Z垃圾收集器, 简称ZGC, 全称为 Z Garbage Collector, 是一款低延迟的垃圾收集器, 适配各种规模的系统资源配置。 其设计目标包括:

  • 毫秒级以下的最大暂停时间(Sub-millisecond)
  • 暂停时间跟内存配置无关, 不会随堆内存, 存活对象(live-set), GC根(root-set) 的扩大而增加
  • 适用的堆内存大小范围, 涵盖 8MB ~ 16TB

ZGC was initially introduced as an experimental feature in JDK 11, and was declared Production Ready in JDK 15.

ZGC 最早在JDK11中作为实验性质的功能特性引入, 并在JDK15中成为准生产版(Production Ready).

At a glance, ZGC is:

  • Concurrent
  • Region-based
  • Compacting
  • NUMA-aware
  • Using colored pointers
  • Using load barriers

简单来说,ZGC的特性包括:

  • 并发(Concurrent)
  • 内存分为多个小块(Region-based)
  • 内存整理(Compacting)
  • 支持 NUMA 体系结构
  • 使用着色指针(colored pointer)
  • 使用读屏障(load barrier)

At its core, ZGC is a concurrent garbage collector, meaning all heavy lifting work is done while Java threads continue to execute.
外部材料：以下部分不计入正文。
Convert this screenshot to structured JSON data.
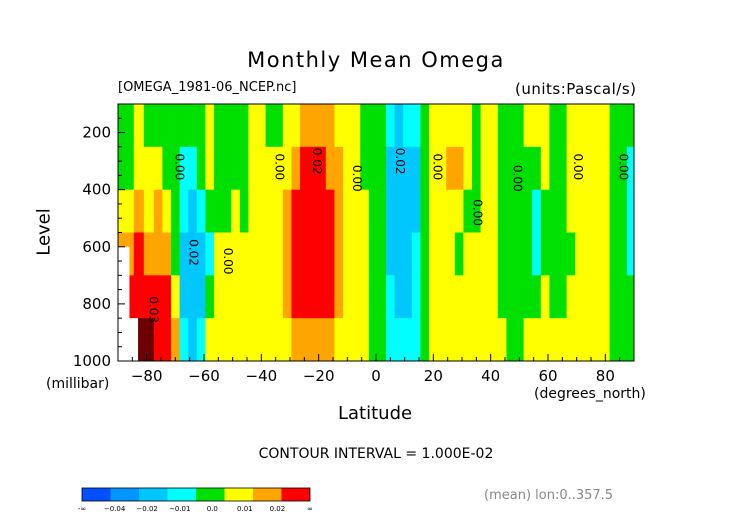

This greatly limits the impact garbage collection will have on your application's response time.

This OpenJDK project is sponsored by the HotSpot Group.
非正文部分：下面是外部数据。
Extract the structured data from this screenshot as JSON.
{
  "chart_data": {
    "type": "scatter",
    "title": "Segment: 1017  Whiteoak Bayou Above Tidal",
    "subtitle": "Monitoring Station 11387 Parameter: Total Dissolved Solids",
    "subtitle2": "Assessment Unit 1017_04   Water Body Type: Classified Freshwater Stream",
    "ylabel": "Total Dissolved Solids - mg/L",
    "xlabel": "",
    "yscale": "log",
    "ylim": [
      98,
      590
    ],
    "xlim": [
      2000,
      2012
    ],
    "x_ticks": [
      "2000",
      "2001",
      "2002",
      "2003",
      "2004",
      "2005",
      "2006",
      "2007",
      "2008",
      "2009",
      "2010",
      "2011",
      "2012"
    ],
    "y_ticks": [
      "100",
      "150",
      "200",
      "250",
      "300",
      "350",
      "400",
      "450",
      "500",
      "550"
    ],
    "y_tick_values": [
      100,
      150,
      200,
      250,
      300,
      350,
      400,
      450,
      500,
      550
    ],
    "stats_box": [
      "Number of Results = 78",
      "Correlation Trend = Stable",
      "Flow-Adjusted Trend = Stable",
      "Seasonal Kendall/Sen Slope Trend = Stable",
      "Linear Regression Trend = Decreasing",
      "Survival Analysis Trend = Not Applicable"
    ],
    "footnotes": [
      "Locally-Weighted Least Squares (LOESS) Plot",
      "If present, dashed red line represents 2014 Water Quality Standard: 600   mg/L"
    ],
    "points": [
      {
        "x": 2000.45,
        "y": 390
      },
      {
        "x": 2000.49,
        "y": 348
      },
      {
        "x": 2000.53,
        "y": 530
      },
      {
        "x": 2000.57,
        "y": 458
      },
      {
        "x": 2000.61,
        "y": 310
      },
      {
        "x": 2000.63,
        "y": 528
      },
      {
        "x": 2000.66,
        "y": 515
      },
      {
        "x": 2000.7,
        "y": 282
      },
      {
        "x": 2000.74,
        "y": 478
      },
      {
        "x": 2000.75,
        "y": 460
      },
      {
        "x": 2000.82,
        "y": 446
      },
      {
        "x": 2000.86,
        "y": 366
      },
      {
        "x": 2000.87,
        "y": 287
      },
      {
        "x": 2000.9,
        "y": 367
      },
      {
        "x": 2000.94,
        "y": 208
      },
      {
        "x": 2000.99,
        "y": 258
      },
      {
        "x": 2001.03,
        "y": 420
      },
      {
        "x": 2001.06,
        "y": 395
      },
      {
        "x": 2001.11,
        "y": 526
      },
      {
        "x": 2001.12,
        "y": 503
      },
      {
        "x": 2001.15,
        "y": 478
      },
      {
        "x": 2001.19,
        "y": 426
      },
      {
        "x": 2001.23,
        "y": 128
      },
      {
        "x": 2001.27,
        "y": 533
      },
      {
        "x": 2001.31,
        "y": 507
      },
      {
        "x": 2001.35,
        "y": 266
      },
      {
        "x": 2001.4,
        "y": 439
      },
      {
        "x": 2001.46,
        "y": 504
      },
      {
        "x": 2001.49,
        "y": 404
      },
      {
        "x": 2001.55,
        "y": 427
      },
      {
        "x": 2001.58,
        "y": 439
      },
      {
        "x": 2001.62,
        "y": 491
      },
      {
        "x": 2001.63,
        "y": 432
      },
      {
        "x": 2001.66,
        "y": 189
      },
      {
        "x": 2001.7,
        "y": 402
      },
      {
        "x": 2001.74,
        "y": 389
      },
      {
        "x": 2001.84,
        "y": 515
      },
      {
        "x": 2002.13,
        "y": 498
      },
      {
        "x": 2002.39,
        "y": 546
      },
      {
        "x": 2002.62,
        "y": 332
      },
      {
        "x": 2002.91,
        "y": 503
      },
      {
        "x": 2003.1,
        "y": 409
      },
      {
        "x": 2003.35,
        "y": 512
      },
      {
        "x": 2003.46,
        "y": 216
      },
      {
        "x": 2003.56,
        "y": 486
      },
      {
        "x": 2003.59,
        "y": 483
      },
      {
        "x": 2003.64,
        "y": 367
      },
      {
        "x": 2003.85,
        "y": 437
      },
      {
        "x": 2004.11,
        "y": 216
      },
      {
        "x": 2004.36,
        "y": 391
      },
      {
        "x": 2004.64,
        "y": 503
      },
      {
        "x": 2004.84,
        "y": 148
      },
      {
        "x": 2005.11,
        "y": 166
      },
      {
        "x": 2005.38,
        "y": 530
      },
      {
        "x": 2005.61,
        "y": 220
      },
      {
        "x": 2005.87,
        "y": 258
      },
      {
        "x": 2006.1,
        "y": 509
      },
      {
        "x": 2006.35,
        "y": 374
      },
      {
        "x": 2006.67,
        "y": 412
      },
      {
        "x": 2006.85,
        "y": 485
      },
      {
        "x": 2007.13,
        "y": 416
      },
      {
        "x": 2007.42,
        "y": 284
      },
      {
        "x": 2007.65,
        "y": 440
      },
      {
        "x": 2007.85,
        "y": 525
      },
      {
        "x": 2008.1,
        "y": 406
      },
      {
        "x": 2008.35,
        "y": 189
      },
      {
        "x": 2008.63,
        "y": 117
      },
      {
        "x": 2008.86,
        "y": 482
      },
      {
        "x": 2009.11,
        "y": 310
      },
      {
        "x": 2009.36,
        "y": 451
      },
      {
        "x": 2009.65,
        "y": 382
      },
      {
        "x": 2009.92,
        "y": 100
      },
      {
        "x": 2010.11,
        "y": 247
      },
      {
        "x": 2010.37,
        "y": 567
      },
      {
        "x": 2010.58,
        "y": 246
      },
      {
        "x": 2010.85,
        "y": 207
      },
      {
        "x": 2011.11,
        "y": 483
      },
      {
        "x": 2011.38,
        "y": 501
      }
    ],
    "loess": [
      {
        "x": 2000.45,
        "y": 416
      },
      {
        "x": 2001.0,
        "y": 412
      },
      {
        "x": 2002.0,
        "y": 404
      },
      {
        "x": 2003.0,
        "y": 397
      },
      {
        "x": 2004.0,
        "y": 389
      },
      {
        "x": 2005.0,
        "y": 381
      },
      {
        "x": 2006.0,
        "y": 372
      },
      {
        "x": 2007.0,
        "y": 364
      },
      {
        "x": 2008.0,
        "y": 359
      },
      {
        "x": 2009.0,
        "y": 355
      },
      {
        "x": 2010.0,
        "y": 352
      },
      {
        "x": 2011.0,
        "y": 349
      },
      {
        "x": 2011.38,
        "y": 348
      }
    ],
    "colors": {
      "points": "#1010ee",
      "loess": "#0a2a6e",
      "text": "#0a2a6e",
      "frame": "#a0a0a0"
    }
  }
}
ZGC最核心的特征是并发垃圾收集,并发的意思就是说: 在Java应用线程正常工作的时候, GC线程会与业务线程并发执行, 处理大部分繁重的垃圾收集任务。 这种方式大大降低了GC对系统响应时间(response time)的影响。

ZGC是OpenJDK中的一个项目,由HotSpot Group赞助。

Supported Platforms

系统支持情况

系统平台(Platform) 是否支持(Supported) 起始版本(Since) 备注(Comment)
Linux/x64 ✔️ JDK 15 (Experimental since JDK 11) (x86)
Linux/AArch64 ✔️ JDK 15 (Experimental since JDK 13) (ARM版)
Linux/PowerPC ✔️ JDK 18
macOS/x64 ✔️ JDK 15 (Experimental since JDK 14)
macOS/AArch64 ✔️ JDK 15 (Experimental since JDK 14) (ARM版)
Windows/x64 ✔️ JDK 15 (Experimental since JDK 14) 要求Windows 1803 及以上版本 (即Windows 10 或者 Windows Server 2019).
Windows/AArch64 ✔️ JDK 16 (ARM版)

Quick Start

快速开始

If you're trying out ZGC for the first time, start by using the following GC options:

要试用 ZGC,可以指定以下GC参数:

-XX:+UnlockExperimentalVMOptions -XX:+UseZGC -Xmx<size> -Xlog:gc

For more detailed logging, use the following options:

如果想要打印更详细的GC日志, 可指定以下参数:

-XX:+UnlockExperimentalVMOptions -XX:+UseZGC -Xmx<size> -Xlog:gc*

如果是高版本JDK, 已经正式支持 ZGC, 则不需要使用 -XX:+UnlockExperimentalVMOptions 参数解锁实验特性;

See below for more information on these and additional options.

更多参数说明信息的参阅下文。

Configuration & Tuning

参数配置与调优

Overview

配置参数

The following JVM options can be used with ZGC:

下面是使用ZGC时可以配置的JVM参数:

  1. JVM通用的GC参数配置(某些参数只在高版本JDK中支持)
JVM通用GC参数 说明
-XX:MinHeapSize, -Xms 最小堆内存
-XX:InitialHeapSize, -Xms 初始堆内存
-XX:MaxHeapSize, -Xmx 最大堆内存
-XX:SoftMaxHeapSize 最大堆内存软指标
-XX:ConcGCThreads 并发GC线程数
-XX:ParallelGCThreads 并行GC线程数
-XX:UseDynamicNumberOfGCThreads 使用动态数量的GC线程数
-XX:UseLargePages 使用内存大页面
-XX:UseTransparentHugePages
-XX:UseNUMA 使用NUMA架构
-XX:SoftRefLRUPolicyMSPerMB
-XX:AllocateHeapAt 指定堆内存需要分配到哪个大页面内存池(挂载路径)
  1. ZGC专属配置参数
ZGC专属配置参数 说明
-XX:ZAllocationSpikeTolerance
-XX:ZCollectionInterval 定时触发垃圾收集的周期
-XX:ZFragmentationLimit
-XX:ZMarkStackSpaceLimit
-XX:ZProactive ZGC主动触发垃圾收集
-XX:ZUncommit
-XX:ZUncommitDelay
  1. ZGC诊断参数(需要在前面指定 -XX:+UnlockDiagnosticVMOptions 参数)
ZGC诊断参数 (需要在前面指定 -XX:+UnlockDiagnosticVMOptions 参数) 说明
-XX:ZStatisticsInterval
-XX:ZVerifyForwarding
-XX:ZVerifyMarking
-XX:ZVerifyObjects
-XX:ZVerifyRoots
-XX:ZVerifyViews

下面介绍相关的参数说明。

Enabling ZGC

Use the -XX:+UnlockExperimentalVMOptions -XX:+UseZGC options to enable ZGC.

开启 ZGC 垃圾收集器

如果是JDK 11,请使用 -XX:+UnlockExperimentalVMOptions -XX:+UseZGC 参数来开启ZGC。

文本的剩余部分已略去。